Piste ciclabili a Roma, ancora fuori uso le colonnine Sos

Pubblicato il:31-07-11

Come al solito deve accadere a Roma l’incidente per rendersi conto di un a situazione grave. Le colonnine SOS posizionate lunga la pista ciclabile fra magliana e Tor di Valle da tempo non funzionano, tanto che nel corso della manifestazione che abbiamo svolto il 21 maggio scorso lo avevamo  reso pubblico, eppure nessuno è intervenuto e si è dovuto attendere quest’oggi con i ritardi  nel soccorso ad  un ciclista che ha avuto un malore sulla pista ciclabile a Tor di Valle probabilmente perché qualcuno ora porrà rimedio. E’ la corsa all’emergenza, quando vi è mancanza di pianificazione”.

E’ quanto affermano  il Presidente Nazionale del Movimento Ecologista Ecoitaliasolidale, Piergiorgio Benvenuti .
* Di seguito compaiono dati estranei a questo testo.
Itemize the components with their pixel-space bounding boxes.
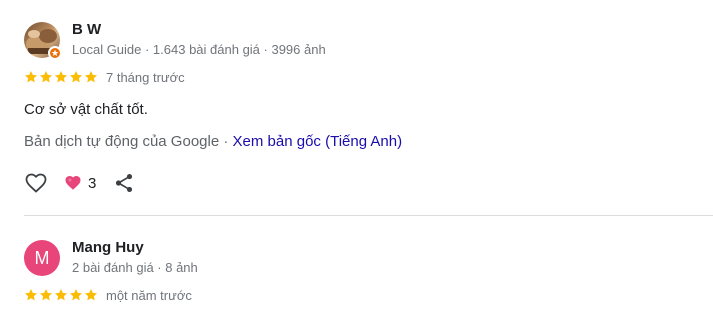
review-actions: 3 — [24, 170, 713, 196]
heart-filled-icon — [65, 175, 81, 190]
local-guide-star-icon — [48, 46, 62, 60]
like-button[interactable] — [24, 171, 48, 195]
translation-row: Bản dịch tự động của Google · Xem bản gố… — [24, 132, 713, 152]
reviewer-info: Mang Huy 2 bài đánh giá · 8 ảnh — [72, 239, 198, 277]
translation-note: Bản dịch tự động của Google — [24, 133, 220, 150]
star-icon — [24, 289, 38, 301]
translation-separator: · — [219, 133, 233, 150]
review-text: Cơ sở vật chất tốt. — [24, 101, 148, 118]
share-icon — [116, 174, 133, 192]
reviewer-info: B W Local Guide · 1.643 bài đánh giá · 3… — [72, 21, 326, 59]
star-icon — [69, 289, 83, 301]
star-rating — [24, 288, 98, 302]
reviewer-meta: 2 bài đánh giá · 8 ảnh — [72, 260, 198, 275]
reaction-count: 3 — [88, 174, 97, 192]
reviewer-meta: Local Guide · 1.643 bài đánh giá · 3996 … — [72, 42, 326, 57]
view-original-link[interactable]: Xem bản gốc (Tiếng Anh) — [233, 133, 403, 150]
star-icon — [39, 289, 53, 301]
review-time: 7 tháng trước — [106, 69, 185, 85]
heart-outline-icon — [25, 173, 47, 193]
rating-row: 7 tháng trước — [24, 68, 713, 86]
star-icon — [84, 289, 98, 301]
review-header: M Mang Huy 2 bài đánh giá · 8 ảnh — [24, 238, 713, 278]
star-icon — [54, 71, 68, 83]
review-card: B W Local Guide · 1.643 bài đánh giá · 3… — [24, 20, 713, 196]
review-header: B W Local Guide · 1.643 bài đánh giá · 3… — [24, 20, 713, 60]
review-divider — [24, 215, 713, 216]
share-button[interactable] — [112, 171, 136, 195]
avatar[interactable]: M — [24, 240, 60, 276]
star-icon — [39, 71, 53, 83]
reactions-button[interactable]: 3 — [64, 174, 96, 192]
rating-row: một năm trước — [24, 286, 713, 304]
reviewer-name[interactable]: B W — [72, 21, 326, 39]
avatar[interactable] — [24, 22, 62, 60]
star-icon — [69, 71, 83, 83]
star-icon — [54, 289, 68, 301]
review-time: một năm trước — [106, 287, 192, 303]
star-rating — [24, 70, 98, 84]
reviewer-name[interactable]: Mang Huy — [72, 239, 198, 257]
star-icon — [84, 71, 98, 83]
star-icon — [24, 71, 38, 83]
review-card: M Mang Huy 2 bài đánh giá · 8 ảnh một nă… — [24, 238, 713, 304]
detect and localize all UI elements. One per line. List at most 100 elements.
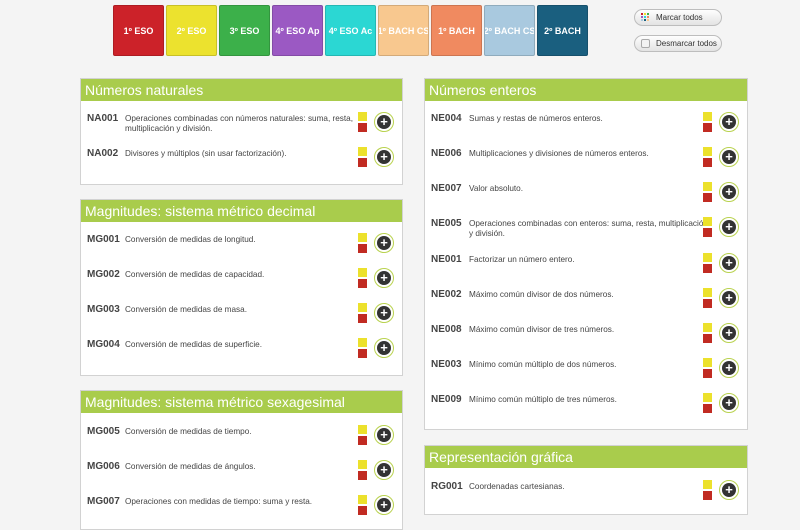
topic-code: MG004 [87, 339, 120, 350]
level-markers [703, 217, 712, 237]
level-markers [358, 303, 367, 323]
mark-all-button[interactable]: Marcar todos [634, 9, 722, 26]
add-icon[interactable]: + [719, 182, 739, 202]
topic-description: Conversión de medidas de tiempo. [125, 427, 252, 436]
topic-code: MG003 [87, 304, 120, 315]
add-icon[interactable]: + [719, 480, 739, 500]
topic-code: NE004 [431, 113, 462, 124]
level-button-4eso-ac[interactable]: 4º ESO Ac [325, 5, 376, 56]
add-icon[interactable]: + [374, 495, 394, 515]
level-markers [358, 460, 367, 480]
add-icon[interactable]: + [719, 253, 739, 273]
topic-code: NE001 [431, 254, 462, 265]
topic-description: Coordenadas cartesianas. [469, 482, 565, 491]
add-icon[interactable]: + [719, 323, 739, 343]
unmark-all-button[interactable]: Desmarcar todos [634, 35, 722, 52]
level-markers [358, 495, 367, 515]
add-icon[interactable]: + [719, 112, 739, 132]
level-button-3eso[interactable]: 3º ESO [219, 5, 270, 56]
topic-description: Mínimo común múltiplo de dos números. [469, 360, 617, 369]
panel-representacion-grafica: Representación gráfica RG001 Coordenadas… [424, 445, 748, 515]
topic-description: Conversión de medidas de longitud. [125, 235, 256, 244]
topic-description: Conversión de medidas de superficie. [125, 340, 262, 349]
topic-description: Máximo común divisor de dos números. [469, 290, 614, 299]
topic-description: Mínimo común múltiplo de tres números. [469, 395, 617, 404]
add-icon[interactable]: + [374, 338, 394, 358]
level-button-1bach-cs[interactable]: 1º BACH CS [378, 5, 429, 56]
topic-code: MG006 [87, 461, 120, 472]
add-icon[interactable]: + [719, 147, 739, 167]
topic-description: Valor absoluto. [469, 184, 524, 193]
add-icon[interactable]: + [374, 460, 394, 480]
level-markers [358, 147, 367, 167]
level-button-2bach-cs[interactable]: 2º BACH CS [484, 5, 535, 56]
topic-description: Operaciones combinadas con números natur… [125, 114, 354, 133]
level-markers [358, 112, 367, 132]
topic-description: Factorizar un número entero. [469, 255, 575, 264]
level-markers [703, 288, 712, 308]
topic-code: MG007 [87, 496, 120, 507]
level-markers [703, 182, 712, 202]
topic-code: NE009 [431, 394, 462, 405]
level-markers [703, 323, 712, 343]
topic-code: NE007 [431, 183, 462, 194]
panel-sistema-metrico-sexagesimal: Magnitudes: sistema métrico sexagesimal … [80, 390, 403, 530]
add-icon[interactable]: + [374, 147, 394, 167]
topic-description: Conversión de medidas de ángulos. [125, 462, 256, 471]
level-button-4eso-ap[interactable]: 4º ESO Ap [272, 5, 323, 56]
topic-description: Conversión de medidas de capacidad. [125, 270, 265, 279]
add-icon[interactable]: + [719, 393, 739, 413]
color-grid-icon [641, 13, 650, 22]
topic-code: MG001 [87, 234, 120, 245]
panel-title: Números enteros [425, 79, 747, 101]
topic-description: Operaciones con medidas de tiempo: suma … [125, 497, 313, 506]
panel-numeros-enteros: Números enteros NE004 Sumas y restas de … [424, 78, 748, 430]
level-button-2bach[interactable]: 2º BACH [537, 5, 588, 56]
add-icon[interactable]: + [374, 425, 394, 445]
mark-all-label: Marcar todos [656, 13, 703, 22]
topic-code: NA001 [87, 113, 119, 124]
topic-code: NE002 [431, 289, 462, 300]
add-icon[interactable]: + [719, 288, 739, 308]
panel-title: Números naturales [81, 79, 402, 101]
level-selector: 1º ESO 2º ESO 3º ESO 4º ESO Ap 4º ESO Ac… [113, 5, 588, 56]
panel-sistema-metrico-decimal: Magnitudes: sistema métrico decimal MG00… [80, 199, 403, 376]
level-markers [703, 112, 712, 132]
topic-code: NE003 [431, 359, 462, 370]
level-markers [703, 480, 712, 500]
topic-code: MG002 [87, 269, 120, 280]
topic-description: Divisores y múltiplos (sin usar factoriz… [125, 149, 287, 158]
level-markers [703, 393, 712, 413]
topic-description: Conversión de medidas de masa. [125, 305, 247, 314]
empty-box-icon [641, 39, 650, 48]
topic-description: Sumas y restas de números enteros. [469, 114, 603, 123]
level-button-2eso[interactable]: 2º ESO [166, 5, 217, 56]
level-markers [703, 147, 712, 167]
topic-description: Máximo común divisor de tres números. [469, 325, 615, 334]
add-icon[interactable]: + [719, 217, 739, 237]
topic-description: Operaciones combinadas con enteros: suma… [469, 219, 708, 238]
topic-code: NE006 [431, 148, 462, 159]
level-markers [358, 425, 367, 445]
panel-title: Magnitudes: sistema métrico sexagesimal [81, 391, 402, 413]
panel-title: Magnitudes: sistema métrico decimal [81, 200, 402, 222]
level-markers [703, 358, 712, 378]
level-markers [358, 233, 367, 253]
topic-code: MG005 [87, 426, 120, 437]
add-icon[interactable]: + [374, 268, 394, 288]
level-button-1eso[interactable]: 1º ESO [113, 5, 164, 56]
add-icon[interactable]: + [374, 233, 394, 253]
level-markers [358, 268, 367, 288]
add-icon[interactable]: + [719, 358, 739, 378]
panel-title: Representación gráfica [425, 446, 747, 468]
add-icon[interactable]: + [374, 112, 394, 132]
topic-code: RG001 [431, 481, 463, 492]
add-icon[interactable]: + [374, 303, 394, 323]
panel-numeros-naturales: Números naturales NA001 Operaciones comb… [80, 78, 403, 185]
topic-code: NE008 [431, 324, 462, 335]
topic-code: NA002 [87, 148, 119, 159]
level-button-1bach[interactable]: 1º BACH [431, 5, 482, 56]
topic-description: Multiplicaciones y divisiones de números… [469, 149, 649, 158]
topic-code: NE005 [431, 218, 462, 229]
level-markers [358, 338, 367, 358]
Bene ha fatto l’Associazione BiciRoma a segnalare l’accaduto, un ciclista colto da un malore lasciato a terra per oltre mezz'ora senza alcun soccorso se non quello di altri ciclisti intervenuti, proprio per la mancanza di collegamento delle colonnine SOS ai soccorsi che sono giunti con forte ritardo per mancanza di indicazioni sull’esatto posizionamento del ciclista, in pratica per causa del mancato funzionamento dei dispositivi di segnalazione.   Per non parlare delle sbarre di  interdizione fisse che non hanno permesso l’agevole avvicinarsi dei soccorsi al malcapitato ciclista”.

Ciò che sarebbe potuto avvenire lo avevamo previsto con i cittadini e gli utenti della ciclabile già il 21 maggio quando abbiamo organizzato sulla pista ciclabile Magliana –Tor di Valle un  Flash Eco-Mob organizzato dal Movimento Ecologista – Ecoitaliasolidale al quale hanno partecipato centinaia di persone . Tutti concordi che vi era necessità di maggiore manutenzione, per strappare al degrado la pista ciclabile e garantire maggiore sicurezza, un appello che è stato sottoscritto sotto la tenda installata dall’Associazione con oltre 500 firme”.

 “Non è possibile accedere alla pista dalla Magliana fra siringhe utilizzate e abbandonate, anche da tempo, con staccionate in molti tratti distrutte o date alle fiamme da coloro che si sono nel tempo accampati sotto il viadotto della Roma-Fiumicino e che peraltro stanno tornando con micro-insediamenti e che –prosegue Benvenuti- rappresentano insicurezza per i ciclisti e coloro che intendono usufruire della pista per passeggiare o fare attività fisica”.

Ma ancora, vi è da tagliare le canne che sono all’altezza della pista ciclabile, sulla strada dove vengono parcheggiate le auto e sulla pista , rappresentando un pericolo per il rischio incendio. Rimangono senza copertura i tombini dell’acea- illuminazione pubblica della pista che essendo in ghisa sono stati oggetto di furto da parte dei nomadi e mai riposizionati, come sarebbe opportuno rimuovere vere e proprie discariche di materiali edili , di pneumatici, di elettrodomestici al lato della pista e svuotare con maggiore frequenza i secchioni pieni di fili elettrici ai quali è stata tolta la parte in rame”.

Ed ancora –prosegue Benvenuti - panchine semidistrutte o date alle fiamme, ma la cosa grave che avevamo segnalato pubblicamente proprio che le colonnine con la richiesta di soccorso non erano  funzionanti. Le avevamo provate sempre il 21 maggio scorso per segnalare un ciclista che aveva problemi alla sua bici, ma pur suonando ripetutamente nessuno ha risposto. E non è possibile sentirsi tranquilli nell’affrontare una pista ciclabile dove visibilmente sono attivi servizi come quello del soccorso che invece non funziona. Oggi l’incidente al ciclista che ancora una volta ha dimostrato la pericolosità in cui versa la pista ciclabile, purtroppo nota come la pista dove fu aggredito Luigi Moriccioli, un percorso che dopo quel drammatico episodio ci saremmo attesi diventasse particolarmente sicuro. Ma purtroppo –prosegue  Benvenuti- spenti i riflettori dell’emergenza l’attenzione risulta costantemente assente”.

Sulla sicurezza delle piste ciclabili a Roma, chiederemo l’apertura di un tavolo di confronto con l’amministrazione per proporre soluzioni e segnalare situazioni gravi come quella avvenuta quest’oggi –conclude Benvenuti- per non attendere un ulteriore episodio ancora più grave  prima di vedere applicato qualche  rimedio”.